Typically, the following documents will be requested by the financial institution whom you’re applying to:

- A letter from your accountant confirming your personal monthly income.

- Financials covering your income and expenditure covering the last two years of working or trading.

- A 12-month cash flow forecast.

- A list of assets and liabilities.

- Personal and business bank statements going back at least six months.

- Your latest IT34, which serves as confirmation from SARS that your taxes are in order.

- Company registration and statutory documents, if applicable.

- ID documents of fellow business directors, if applicable.

2. Death and taxes

Nobody likes taxes but, as the old adage goes, they are as certain as death. Ensuring your tax returns and general affairs are in order can simplify a home loan application.

“You’re going to have great difficulty having your home loan application granted if you have taxes, of whatever nature, are outstanding. Seek the assistance of a tax consultant or professional accountant to help you with this if needs be,” says Van Rooyen.

Tax evasion or avoidance will catch up with you at some point, so best to pay the penalties and clear your record and restore your creditworthiness as soon as possible anyway.

3. To your credit

Consider running your own credit check before you even apply for a home loan. All South Africans are granted one free credit check a year, so it is advisable to do that before putting the application process into motion.

“A clear credit record is one of the main building blocks of sound personal financial management, and one of the first things that will be scrutinised when you apply for a home loan,” Van Rooyen explains.

Bad credit, which typically results from defaulting on payments and loans, filing bankruptcy and unpaid judgments, decreases your chances of having your credit application approved.

Consider running your own credit check before you even apply for a home loan. All South Africans are granted one free credit check a year, so it is advisable to that before putting the application process into motion.

If you do have an unfavourable credit record, don’t despair, because it is possible to restore your record, though it’s best to seek expert advice on how to do this in the most efficient way.

In order to qualify for big credit it is sometimes, ironically, useful to have small credit.

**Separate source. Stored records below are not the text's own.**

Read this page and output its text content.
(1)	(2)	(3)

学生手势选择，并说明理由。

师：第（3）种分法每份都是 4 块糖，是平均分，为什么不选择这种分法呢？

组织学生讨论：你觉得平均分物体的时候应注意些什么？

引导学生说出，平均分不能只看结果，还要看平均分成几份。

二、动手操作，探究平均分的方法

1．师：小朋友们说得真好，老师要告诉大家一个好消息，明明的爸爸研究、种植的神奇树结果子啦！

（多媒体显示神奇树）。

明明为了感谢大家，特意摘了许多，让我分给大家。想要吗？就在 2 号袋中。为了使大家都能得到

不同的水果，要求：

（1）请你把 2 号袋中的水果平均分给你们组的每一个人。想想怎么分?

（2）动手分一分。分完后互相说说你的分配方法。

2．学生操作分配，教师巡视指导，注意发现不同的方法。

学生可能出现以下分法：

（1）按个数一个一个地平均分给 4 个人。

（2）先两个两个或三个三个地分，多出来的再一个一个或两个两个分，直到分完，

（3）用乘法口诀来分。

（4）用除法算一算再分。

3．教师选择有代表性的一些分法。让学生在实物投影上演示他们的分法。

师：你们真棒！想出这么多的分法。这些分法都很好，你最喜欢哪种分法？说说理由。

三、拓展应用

For this you could open a store account and use it a couple of times, but make sure you pay it off in full and on time.

4. Dig deep for a deposit

Having a deposit to put towards your bond can be of great help in securing a loan.

Showing that you have substantial savings demonstrates that you’re financially responsible and thus likely to honour the bond repayments on a monthly basis.

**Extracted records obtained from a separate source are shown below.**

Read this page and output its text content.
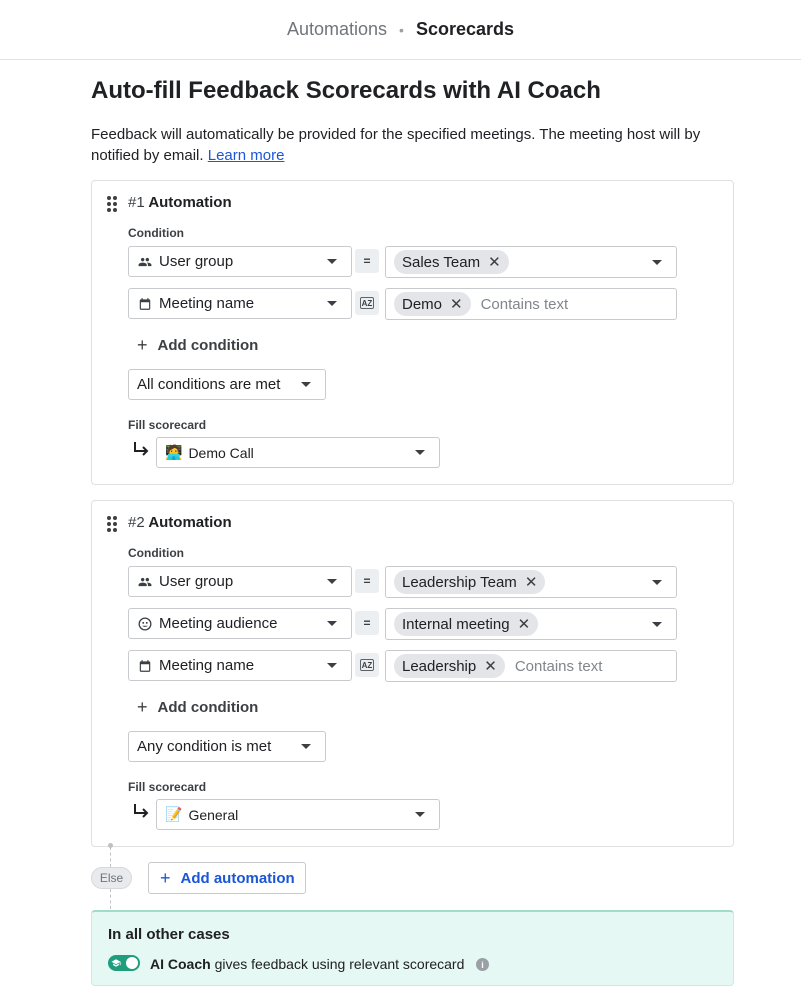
Automations • Scorecards
Auto-fill Feedback Scorecards with AI Coach
Feedback will automatically be provided for the specified meetings. The meeting host will by notified by email. Learn more
#1 Automation
Condition
User group	= Sales Team ✕
Meeting name	AZ Demo ✕ Contains text
+ Add condition
All conditions are met
Fill scorecard
🧑‍💻 Demo Call
#2 Automation
Condition
User group	= Leadership Team ✕
Meeting audience	= Internal meeting ✕
Meeting name	AZ Leadership ✕ Contains text
+ Add condition
Any condition is met
Fill scorecard
📝 General
Else	+ Add automation
In all other cases
AI Coach gives feedback using relevant scorecard	i
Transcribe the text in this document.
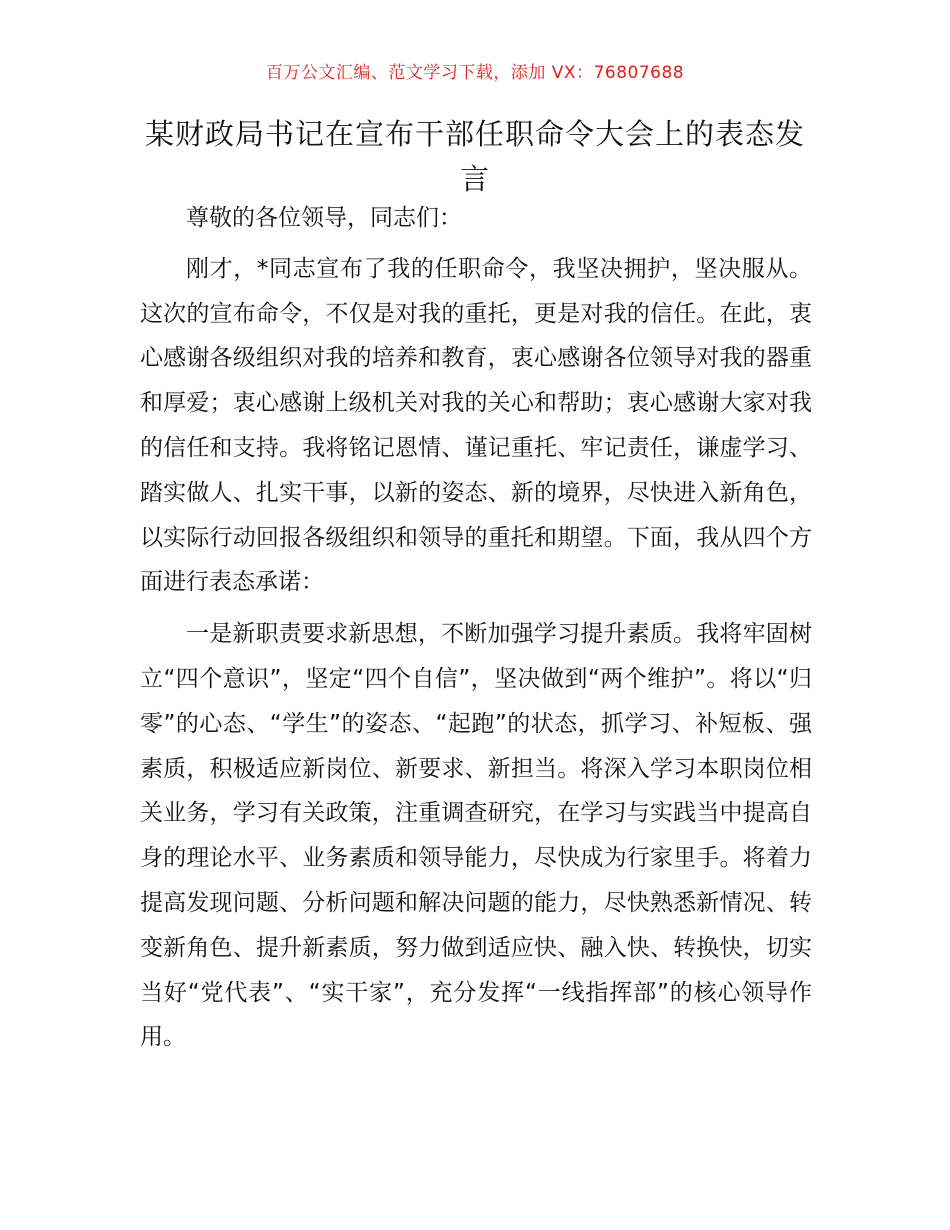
百万公文汇编、范文学习下载，添加 VX：76807688
某财政局书记在宣布干部任职命令大会上的表态发言

尊敬的各位领导，同志们：

刚才，*同志宣布了我的任职命令，我坚决拥护，坚决服从。这次的宣布命令，不仅是对我的重托，更是对我的信任。在此，衷心感谢各级组织对我的培养和教育，衷心感谢各位领导对我的器重和厚爱；衷心感谢上级机关对我的关心和帮助；衷心感谢大家对我的信任和支持。我将铭记恩情、谨记重托、牢记责任，谦虚学习、踏实做人、扎实干事，以新的姿态、新的境界，尽快进入新角色，以实际行动回报各级组织和领导的重托和期望。下面，我从四个方面进行表态承诺：

一是新职责要求新思想，不断加强学习提升素质。我将牢固树立“四个意识”，坚定“四个自信”，坚决做到“两个维护”。将以“归零”的心态、“学生”的姿态、“起跑”的状态，抓学习、补短板、强素质，积极适应新岗位、新要求、新担当。将深入学习本职岗位相关业务，学习有关政策，注重调查研究，在学习与实践当中提高自身的理论水平、业务素质和领导能力，尽快成为行家里手。将着力提高发现问题、分析问题和解决问题的能力，尽快熟悉新情况、转变新角色、提升新素质，努力做到适应快、融入快、转换快，切实当好“党代表”、“实干家”，充分发挥“一线指挥部”的核心领导作用。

“Saving for a deposit isn’t always easy, but it certainly helps to be clear about the goal amount, and the difference this will make to your application,” Van Rooyen elaborates.

Try the home loan calculator and see what a big difference a deposit makes

5. Personal versus professional

This is always a good idea and not just when it comes to getting your paperwork in order, but applies to personal financial management in general: keep your personal and professional finances and admin separate.

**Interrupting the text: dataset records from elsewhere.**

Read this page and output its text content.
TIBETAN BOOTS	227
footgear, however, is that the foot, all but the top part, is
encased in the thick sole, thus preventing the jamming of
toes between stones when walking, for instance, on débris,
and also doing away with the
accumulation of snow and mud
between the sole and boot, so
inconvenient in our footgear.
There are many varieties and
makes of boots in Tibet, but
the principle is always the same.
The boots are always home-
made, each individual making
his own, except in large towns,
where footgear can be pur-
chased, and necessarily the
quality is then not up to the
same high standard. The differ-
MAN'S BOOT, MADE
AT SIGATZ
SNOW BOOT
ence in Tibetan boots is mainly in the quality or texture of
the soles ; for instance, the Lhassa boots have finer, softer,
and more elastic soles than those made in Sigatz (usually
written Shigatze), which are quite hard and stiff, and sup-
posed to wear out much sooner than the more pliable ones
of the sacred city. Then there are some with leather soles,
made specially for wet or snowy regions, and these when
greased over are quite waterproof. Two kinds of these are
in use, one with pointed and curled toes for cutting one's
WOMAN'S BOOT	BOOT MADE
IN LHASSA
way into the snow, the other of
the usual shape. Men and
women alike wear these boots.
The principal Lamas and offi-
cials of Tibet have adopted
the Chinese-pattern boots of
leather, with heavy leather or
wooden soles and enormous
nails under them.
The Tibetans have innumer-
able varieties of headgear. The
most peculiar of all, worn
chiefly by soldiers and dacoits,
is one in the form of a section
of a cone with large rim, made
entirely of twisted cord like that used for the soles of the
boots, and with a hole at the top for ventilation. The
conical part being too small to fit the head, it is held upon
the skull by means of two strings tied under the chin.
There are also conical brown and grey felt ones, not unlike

Tax law does allow for certain personal expenses that results from running a business to be claimed as such, rather than as part of a taxable salary, but this could appear as inflating your income, which could count against you.

6. Don’t go it alone

“Credit, finance and admin in general can be a tricky business, so rather than struggle on along, recruit the help of the experts - be it a tax consultant, accountant or trusted property advisor,” Van Rooyen emphasises.

It is also highly advisable to use the services of a mortgage originator as this increases your chances of success. These consultants assist with the home loan application process and are well versed in the administrative intricacies. They will forward your application to various financial institutions to help secure the best deal.

Finally

Van Rooyen says property can be a great investment, but never one that should be entered into lightly. Make sure you understand the ins and outs of the investment before signing on the dotted line.